こちらの続きです。
上のQ&A botの背後はOpenAI APIなので精度は申し分ないですが、(当たり前ですが)APIコールの都度お金がかかります。そこで、オープンソースLLMに置き換えられないかと思った次第です。
ソースコードはこちらです。
利用させていただいたLLMはこちらinu-ai/dolly-japanese-gpt-1b
です。
環境設定
OpenAI API関連の設定は削除して、以下のLLMとテンプレートを使用しています。
# エンべディング変換を担うLLM
config['hf_embedding_model'] = 'sonoisa/sentence-bert-base-ja-mean-tokens-v2'
# 要約処理を担うLLM
config['hf_chat_model'] = "inu-ai/dolly-japanese-gpt-1b"
# プロンプトテンプレート
config['prompt_template'] = r"<s>\nあなたはDatabricksによって開発された有能なアシスタントであり、指定された文脈に基づいて質問に回答することを得意としており、文脈は文書です。文脈が回答を決定するのに十分な情報を提供しない場合には、わかりませんと言ってください。文脈が質問に適していない場合には、わかりませんと言ってください。文脈から良い回答が見つからない場合には、わかりませんと言ってください。問い合わせが完全な質問になっていない場合には、わからないと言ってください。あなたは同じ言葉を繰り返しません。以下は、文脈を示す文書と、文脈のある質問の組み合わせです。文書を要約することで質問を適切に満たす回答をしなさい。\n[SEP]\n文書:\n{context}\n[SEP]\n質問:\n{question}\n[SEP]\n回答:\n"

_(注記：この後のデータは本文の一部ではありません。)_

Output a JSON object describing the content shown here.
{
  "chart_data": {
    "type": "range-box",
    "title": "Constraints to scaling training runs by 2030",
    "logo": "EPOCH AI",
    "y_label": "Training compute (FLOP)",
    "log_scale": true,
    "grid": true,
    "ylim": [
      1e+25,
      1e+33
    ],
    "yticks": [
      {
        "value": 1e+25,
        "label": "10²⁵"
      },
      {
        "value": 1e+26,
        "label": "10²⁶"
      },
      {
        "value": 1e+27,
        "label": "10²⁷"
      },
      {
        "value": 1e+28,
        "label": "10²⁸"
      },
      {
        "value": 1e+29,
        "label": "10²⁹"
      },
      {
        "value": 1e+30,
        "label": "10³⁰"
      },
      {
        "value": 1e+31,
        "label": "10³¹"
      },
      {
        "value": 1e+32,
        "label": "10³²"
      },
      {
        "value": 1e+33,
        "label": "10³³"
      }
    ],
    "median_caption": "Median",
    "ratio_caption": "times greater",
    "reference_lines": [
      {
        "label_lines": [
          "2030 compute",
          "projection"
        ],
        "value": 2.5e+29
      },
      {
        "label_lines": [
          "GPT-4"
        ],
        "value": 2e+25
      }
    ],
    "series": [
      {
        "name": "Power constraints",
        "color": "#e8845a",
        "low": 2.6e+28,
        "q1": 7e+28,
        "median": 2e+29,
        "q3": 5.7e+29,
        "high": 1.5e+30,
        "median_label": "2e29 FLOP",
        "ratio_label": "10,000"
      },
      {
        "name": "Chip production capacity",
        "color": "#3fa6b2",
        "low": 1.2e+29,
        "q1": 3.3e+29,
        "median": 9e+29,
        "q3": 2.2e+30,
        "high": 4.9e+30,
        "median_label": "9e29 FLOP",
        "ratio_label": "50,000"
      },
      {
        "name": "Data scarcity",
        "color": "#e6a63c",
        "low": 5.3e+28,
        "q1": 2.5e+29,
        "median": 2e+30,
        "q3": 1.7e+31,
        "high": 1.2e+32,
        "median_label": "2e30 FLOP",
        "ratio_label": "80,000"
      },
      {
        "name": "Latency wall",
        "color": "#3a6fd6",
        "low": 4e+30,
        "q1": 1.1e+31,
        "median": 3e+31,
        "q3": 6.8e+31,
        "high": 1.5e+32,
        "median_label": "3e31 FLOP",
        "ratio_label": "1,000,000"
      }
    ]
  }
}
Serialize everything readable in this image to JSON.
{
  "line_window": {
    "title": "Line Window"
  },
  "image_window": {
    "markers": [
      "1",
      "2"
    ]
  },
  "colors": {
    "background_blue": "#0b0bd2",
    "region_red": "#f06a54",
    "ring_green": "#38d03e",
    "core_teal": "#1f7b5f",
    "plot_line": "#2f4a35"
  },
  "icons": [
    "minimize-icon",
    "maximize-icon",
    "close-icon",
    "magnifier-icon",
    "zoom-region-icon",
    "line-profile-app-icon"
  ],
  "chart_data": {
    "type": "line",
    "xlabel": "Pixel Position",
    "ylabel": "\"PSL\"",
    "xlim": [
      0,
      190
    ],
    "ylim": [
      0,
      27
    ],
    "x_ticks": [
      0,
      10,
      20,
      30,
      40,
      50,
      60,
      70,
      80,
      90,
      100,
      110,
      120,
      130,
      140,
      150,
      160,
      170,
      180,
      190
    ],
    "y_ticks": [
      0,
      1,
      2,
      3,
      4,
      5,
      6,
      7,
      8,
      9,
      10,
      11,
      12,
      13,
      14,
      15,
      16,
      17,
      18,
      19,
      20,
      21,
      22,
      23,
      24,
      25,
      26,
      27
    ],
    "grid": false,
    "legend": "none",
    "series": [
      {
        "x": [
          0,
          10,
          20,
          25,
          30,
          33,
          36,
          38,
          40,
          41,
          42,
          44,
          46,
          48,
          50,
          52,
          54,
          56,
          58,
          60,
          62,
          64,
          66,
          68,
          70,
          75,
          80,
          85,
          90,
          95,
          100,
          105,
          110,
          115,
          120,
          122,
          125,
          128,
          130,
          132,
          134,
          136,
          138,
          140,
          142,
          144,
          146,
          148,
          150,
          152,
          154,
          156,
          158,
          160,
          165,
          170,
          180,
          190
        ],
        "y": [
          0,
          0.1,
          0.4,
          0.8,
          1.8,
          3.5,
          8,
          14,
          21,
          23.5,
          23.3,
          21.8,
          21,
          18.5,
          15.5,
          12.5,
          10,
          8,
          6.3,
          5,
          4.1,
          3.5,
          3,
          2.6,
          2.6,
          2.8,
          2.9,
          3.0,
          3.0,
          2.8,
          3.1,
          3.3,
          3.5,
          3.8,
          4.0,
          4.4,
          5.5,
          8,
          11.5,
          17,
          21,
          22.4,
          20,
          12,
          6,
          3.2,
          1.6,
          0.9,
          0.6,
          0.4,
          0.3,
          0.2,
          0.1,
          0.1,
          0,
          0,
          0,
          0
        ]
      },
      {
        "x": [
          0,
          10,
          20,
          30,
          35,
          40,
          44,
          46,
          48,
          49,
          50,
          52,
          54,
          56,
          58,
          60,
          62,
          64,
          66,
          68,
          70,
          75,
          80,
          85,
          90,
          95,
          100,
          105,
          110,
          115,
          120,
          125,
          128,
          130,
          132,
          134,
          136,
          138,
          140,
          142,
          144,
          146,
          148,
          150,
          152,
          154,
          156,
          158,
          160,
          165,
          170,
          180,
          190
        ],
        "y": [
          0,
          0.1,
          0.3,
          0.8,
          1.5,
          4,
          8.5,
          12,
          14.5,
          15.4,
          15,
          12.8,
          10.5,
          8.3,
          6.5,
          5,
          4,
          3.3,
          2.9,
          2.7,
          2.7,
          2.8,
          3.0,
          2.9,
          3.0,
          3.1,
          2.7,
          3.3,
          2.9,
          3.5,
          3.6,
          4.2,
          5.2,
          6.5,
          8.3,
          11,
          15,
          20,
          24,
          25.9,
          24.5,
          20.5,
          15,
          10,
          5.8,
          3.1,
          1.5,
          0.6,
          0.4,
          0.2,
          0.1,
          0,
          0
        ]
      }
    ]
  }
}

config['temperature'] = 0.15
ベクトルDBの構築
ここはエンべディング変換のLLM以外は前回と変わりません。
モデルの構築
ここがガラッと変わりました。前回はOpen AI APIコールをLangChainに組み込んで、さらにカスタムPython関数でラッピングし、mlflow.pyfunc
フレーバーでロギングして終了でした。
今回は、Transformerモデルをダウンロードして、LangChain、カスタムPython関数でラッピングという流れになります。この場合、MLflowの使い方が大きく変わります。
とっても参考になったのはこちらの記事。同じDatabricksのエンジニアによるものでした。ありがとうございます。
Python関数で全ての処理をカバーできるのであれば、前回のアプローチでOKなのですが、Transformerモデルを使う際にはモデルのダウンロードが発生します。このため、ノートブックでモデルを使っている場合には問題ないのですが、モデルサービングのケースでコンテナ化する際にはモデル自体もパッケージングしなくてはなりません。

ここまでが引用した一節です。